L’amiral ajoute un motif personnel : son père était lorrain. On retrouve ici le même mécanisme qu’avec de Gaulle à Metz, un lien biographique avec la Lorraine qui ancre le choix dans une histoire vécue, pas seulement dans un calcul de communication.
De l’insigne de terrain au blason des unités blindées
L’usage militaire de la croix de Lorraine ne s’arrête pas à la période 1940-1945. Elle reste présente dans l’héraldique militaire française bien après la Libération. La 2e Division blindée de Leclerc, qui entre dans Paris en août 1944, porte la croix de Lorraine sur ses véhicules et ses insignes. Cette continuité visuelle relie la mémoire de la France Libre à l’héritage opérationnel de l’armée de Terre.
Ce qui distingue l’usage militaire de l’usage civil ou mémoriel, c’est la fonction d’identification. Sur un théâtre d’opérations, un insigne sert à reconnaître une unité alliée, à marquer une appartenance, à signaler un commandement. La croix de Lorraine a rempli toutes ces fonctions avant de devenir un symbole gravé sur des monuments.

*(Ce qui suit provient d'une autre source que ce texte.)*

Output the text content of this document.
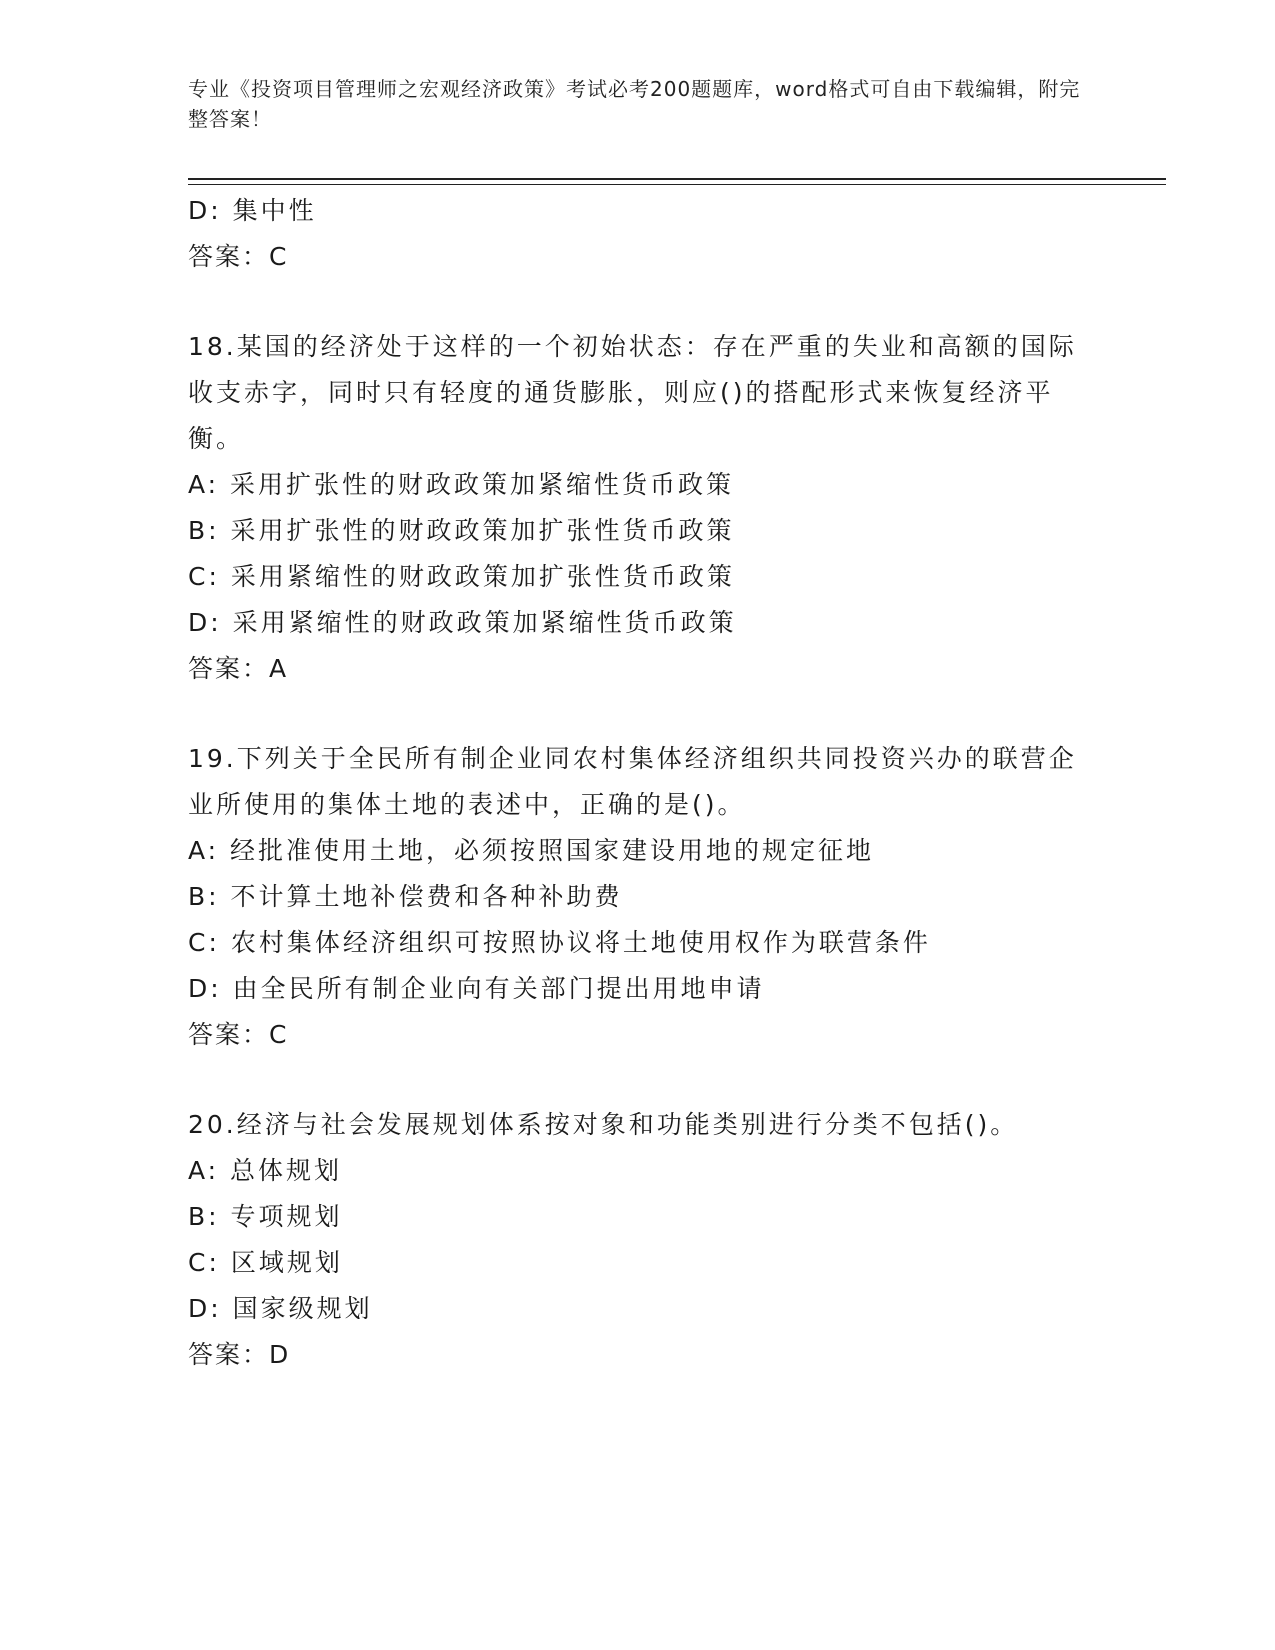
专业《投资项目管理师之宏观经济政策》考试必考200题题库，word格式可自由下载编辑，附完整答案！
D: 集中性
答案：C
18.某国的经济处于这样的一个初始状态：存在严重的失业和高额的国际收支赤字，同时只有轻度的通货膨胀，则应()的搭配形式来恢复经济平衡。
A: 采用扩张性的财政政策加紧缩性货币政策
B: 采用扩张性的财政政策加扩张性货币政策
C: 采用紧缩性的财政政策加扩张性货币政策
D: 采用紧缩性的财政政策加紧缩性货币政策
答案：A
19.下列关于全民所有制企业同农村集体经济组织共同投资兴办的联营企业所使用的集体土地的表述中，正确的是()。
A: 经批准使用土地，必须按照国家建设用地的规定征地
B: 不计算土地补偿费和各种补助费
C: 农村集体经济组织可按照协议将土地使用权作为联营条件
D: 由全民所有制企业向有关部门提出用地申请
答案：C
20.经济与社会发展规划体系按对象和功能类别进行分类不包括()。
A: 总体规划
B: 专项规划
C: 区域规划
D: 国家级规划
答案：D
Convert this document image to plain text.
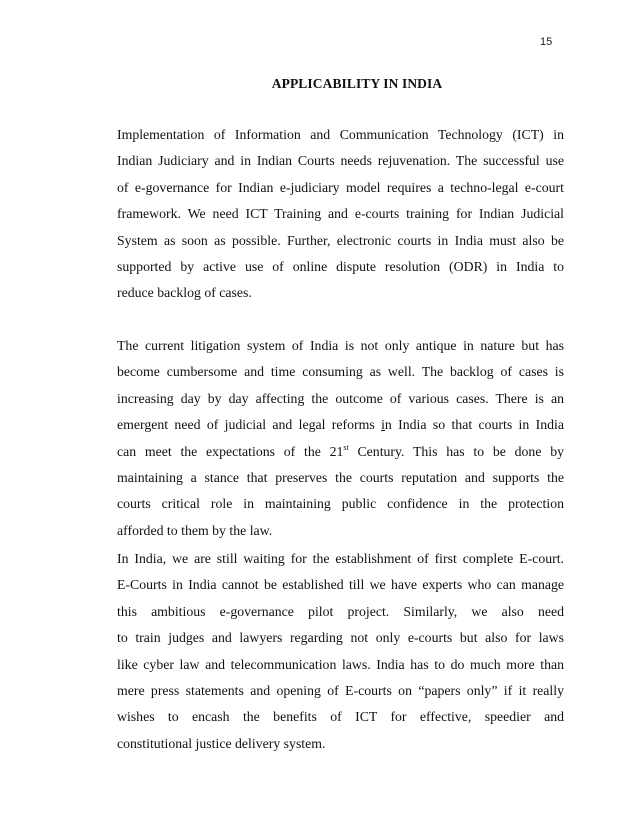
15
APPLICABILITY IN INDIA
Implementation of Information and Communication Technology (ICT) in
Indian Judiciary and in Indian Courts needs rejuvenation. The successful use
of e-governance for Indian e-judiciary model requires a techno-legal e-court
framework. We need ICT Training and e-courts training for Indian Judicial
System as soon as possible. Further, electronic courts in India must also be
supported by active use of online dispute resolution (ODR) in India to
reduce backlog of cases.
The current litigation system of India is not only antique in nature but has
become cumbersome and time consuming as well. The backlog of cases is
increasing day by day affecting the outcome of various cases. There is an
emergent need of judicial and legal reforms in India so that courts in India
can meet the expectations of the 21st Century. This has to be done by
maintaining a stance that preserves the courts reputation and supports the
courts critical role in maintaining public confidence in the protection
afforded to them by the law.
In India, we are still waiting for the establishment of first complete E-court.
E-Courts in India cannot be established till we have experts who can manage
this ambitious e-governance pilot project. Similarly, we also need
to train judges and lawyers regarding not only e-courts but also for laws
like cyber law and telecommunication laws. India has to do much more than
mere press statements and opening of E-courts on “papers only” if it really
wishes to encash the benefits of ICT for effective, speedier and
constitutional justice delivery system.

- Insigne régimentaire du 507e RCC dès 1937, porté par les équipages de chars en Lorraine
- Pavillon de beaupré des FNFL à partir de 1940, utilisé pour la reconnaissance en mer dans les convois alliés
- Marquage des véhicules de la 2e DB de Leclerc, visible sur les blindés lors de la libération de Paris
- Emblème de la France Libre dans son ensemble, porté sur brassards, tracts et transmissions radio

Croix de Lorraine et résistance intérieure : un usage clandestin sur le terrain
Sur le sol français occupé, la croix de Lorraine prend une autre dimension. On la retrouve peinte sur les murs, gravée sur des objets du quotidien, glissée dans des tracts. Pour les résistants, arborer la croix de Lorraine revenait à afficher une opposition directe à l’occupant.
L’usage est risqué. Tracer une croix à double traverse sur un mur, c’est un acte passible de représailles. Le symbole fonctionne précisément parce qu’il est simple à reproduire : deux traits horizontaux sur un trait vertical. Pas besoin de matériel, pas besoin de talent graphique. N’importe qui peut le dessiner en quelques secondes sur une façade, un poteau ou un tract imprimé à la hâte.
Un emblème lisible à toutes les échelles
Ce qui fait la force militaire de la croix de Lorraine, c’est sa lisibilité. Sur un pavillon naval vu à plusieurs centaines de mètres, sur un insigne de poitrine ou sur un mur de village, la double traverse reste identifiable quelle que soit la taille. Les retours varient sur l’origine exacte du choix de Muselier, mais le résultat pratique est le même : un signe qui passe du micro au macro sans perdre en clarté.
L’histoire de la croix de Lorraine dans ses usages militaires montre un parcours qui va de l’insigne local au symbole national, puis au marqueur de reconnaissance internationale. Chaque étape correspond à un besoin concret : souder un régiment, identifier une flotte, rallier des combattants clandestins. C’est cette utilité de terrain qui a donné au symbole sa longévité, bien au-delà de la guerre elle-même.